Salvanes received a Ph.D. in Economics from the Norwegian School of Economics in 1989.
Yuzhe Zhang is an assistant professor at Texas A&M University. Prior to his appointment at Texas A&M in 2011, he was an assistant professor at the University of Iowa from 2006 to 2011. His expertise lies in mechanism design and macroeconomics. He has published articles in international journals including Theoretical Economics, Journal of Economic Theory and Journal of Mathematical Economics.
Zhang received his B.A. in economics from Wuhan University, China, and his Ph.D. in Economics from the University of Minnesota in 2006.
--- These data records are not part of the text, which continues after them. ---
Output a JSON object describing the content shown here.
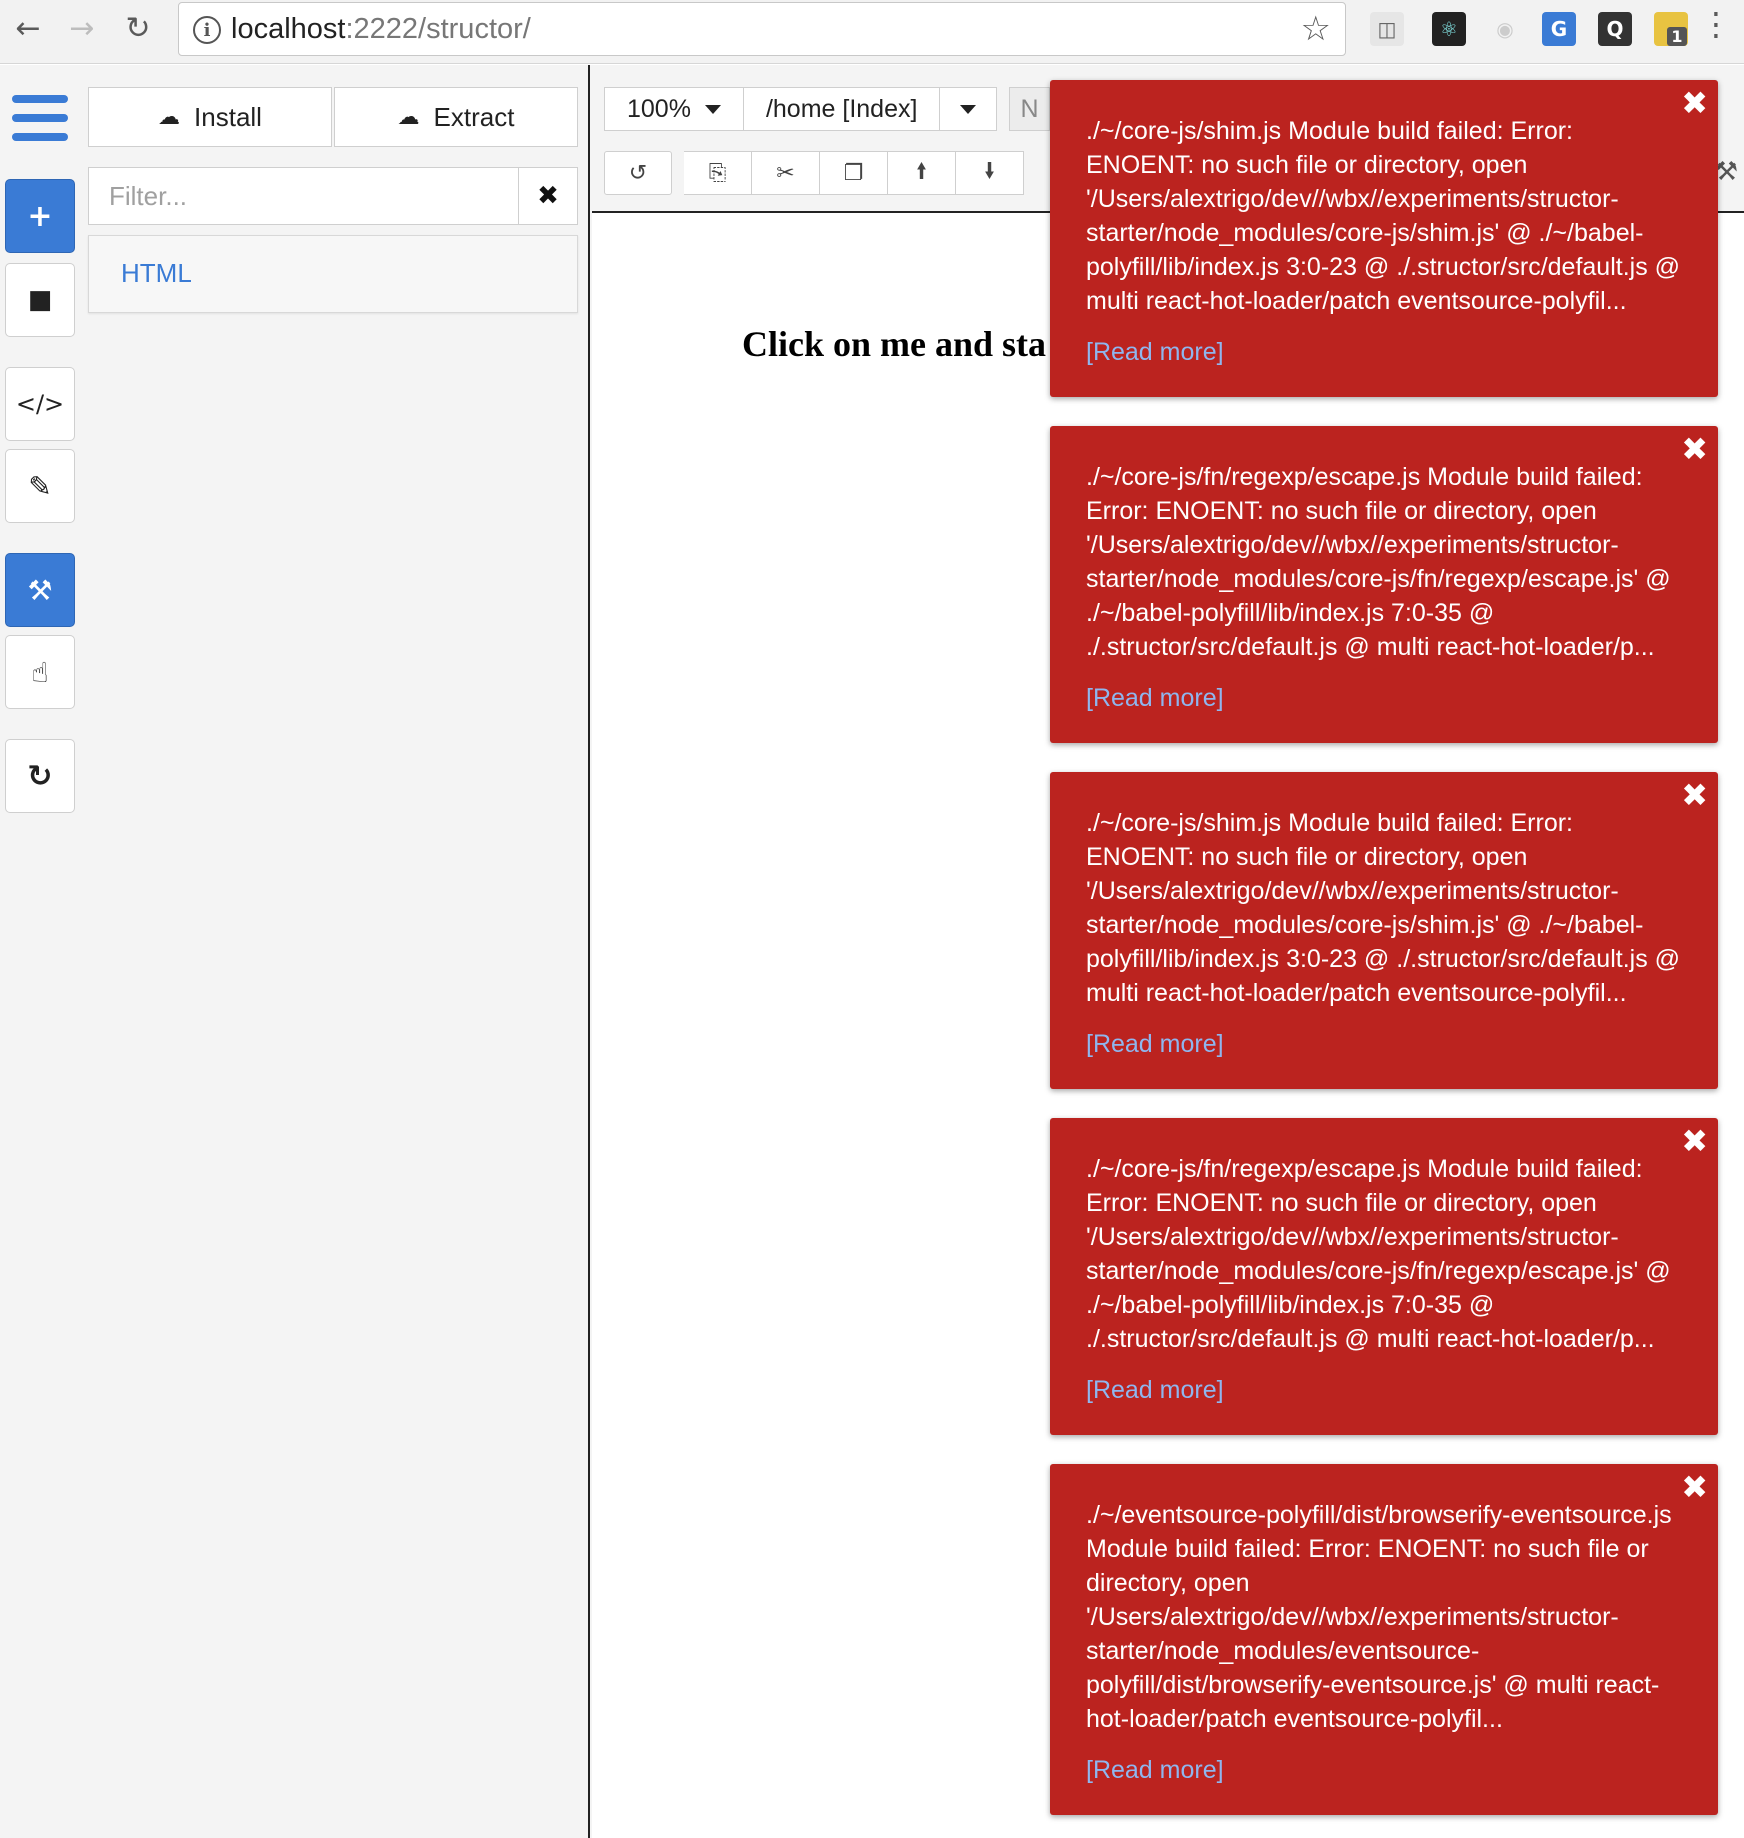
{
  "browser": {
    "url_host": "localhost",
    "url_path": ":2222/structor/",
    "back_icon": "back-arrow-icon",
    "forward_icon": "forward-arrow-icon",
    "reload_icon": "reload-icon",
    "bookmark_icon": "star-icon",
    "extension_badge": "1"
  },
  "sidebar": {
    "install_label": "Install",
    "extract_label": "Extract",
    "filter_placeholder": "Filter...",
    "list_items": [
      "HTML"
    ]
  },
  "toolbar": {
    "zoom": "100%",
    "page": "/home [Index]",
    "truncated_label": "N"
  },
  "canvas": {
    "text": "Click on me and sta"
  },
  "colors": {
    "accent": "#3a7bd5",
    "error_bg": "#bb231f",
    "link": "#8fb6ee"
  },
  "notifications": [
    {
      "message": "./~/core-js/shim.js Module build failed: Error: ENOENT: no such file or directory, open '/Users/alextrigo/dev//wbx//experiments/structor-starter/node_modules/core-js/shim.js' @ ./~/babel-polyfill/lib/index.js 3:0-23 @ ./.structor/src/default.js @ multi react-hot-loader/patch eventsource-polyfil...",
      "link": "[Read more]"
    },
    {
      "message": "./~/core-js/fn/regexp/escape.js Module build failed: Error: ENOENT: no such file or directory, open '/Users/alextrigo/dev//wbx//experiments/structor-starter/node_modules/core-js/fn/regexp/escape.js' @ ./~/babel-polyfill/lib/index.js 7:0-35 @ ./.structor/src/default.js @ multi react-hot-loader/p...",
      "link": "[Read more]"
    },
    {
      "message": "./~/core-js/shim.js Module build failed: Error: ENOENT: no such file or directory, open '/Users/alextrigo/dev//wbx//experiments/structor-starter/node_modules/core-js/shim.js' @ ./~/babel-polyfill/lib/index.js 3:0-23 @ ./.structor/src/default.js @ multi react-hot-loader/patch eventsource-polyfil...",
      "link": "[Read more]"
    },
    {
      "message": "./~/core-js/fn/regexp/escape.js Module build failed: Error: ENOENT: no such file or directory, open '/Users/alextrigo/dev//wbx//experiments/structor-starter/node_modules/core-js/fn/regexp/escape.js' @ ./~/babel-polyfill/lib/index.js 7:0-35 @ ./.structor/src/default.js @ multi react-hot-loader/p...",
      "link": "[Read more]"
    },
    {
      "message": "./~/eventsource-polyfill/dist/browserify-eventsource.js Module build failed: Error: ENOENT: no such file or directory, open '/Users/alextrigo/dev//wbx//experiments/structor-starter/node_modules/eventsource-polyfill/dist/browserify-eventsource.js' @ multi react-hot-loader/patch eventsource-polyfil...",
      "link": "[Read more]"
    }
  ]
}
Jane Waldfogel is the Compton Foundation Centennial Professor at Columbia University School of Social Work and a visiting professor at the Centre for Analysis of Social Exclusion at the London School of Economics. She has written extensively on the impact of public policies on child and family well-being.
Alessandra Voena is an Assistant Professor in the Department of Economics and the University of Chicago. Prior to moving to Chicago, she was a Giorgio Ruffolo Fellow in the Sustainability Science Program at Harvard's Kennedy School of Government. Her research focuses on economics of the family, labor economics, and development economics. While at Stanford, she was a Graduate Dissertation Fellow at the Michelle R. Clayman Institute for Gender Studies and was selected to participate in the May 2011 Review of Economic Studies European Tour.
Duncan Thomas is the Robert F. Durden Professor of Economics and Professor of Global Health at Duke University. After completing his Ph.D. at Princeton University, he was on the faculty at Yale, RAND and UCLA. He works on population health, human capital and the family focusing on low income populations and the impact of natural disasters, health shocks and economic shocks. To provide evidence on these questions, he has invested heavily in the design and implementation of complex large-scale population-based longitudinal studies.
C. Katharina Spies is a professor for educational and family economics at the Free University in Berlin and the acting head of the department for "educational economics" at the German Institute for Economic Research (DIW Berlin). She is part of the Research Group of the Socio-Economic Panel Study (SOEP) at the DIW Berlin. Katharina is a member of several advisory boards on the federal and state level. Her main research interest is in the field of early childhood research.
Michelle Sovinsky is a Professor of Economics at the University of Mannheim, a research fellow of the Center of Economic Policy Research (CEPR), an associate of the University of Chicago Becker Friedman Institute, and a research fellow of the Economics Network for Competition and Regulation.
Dr. Malte Sandner is a Post-doctoral fellow at the University College London (Department of Economics). He received his Ph.D. in economics the Leibniz University Hannover in 2013. His main research topic is the experimental evaluation of the "Pro Kind" home visiting program. Furthermore, he is interested in empirical education economics and family economics, with a particular focus on disadvantaged families.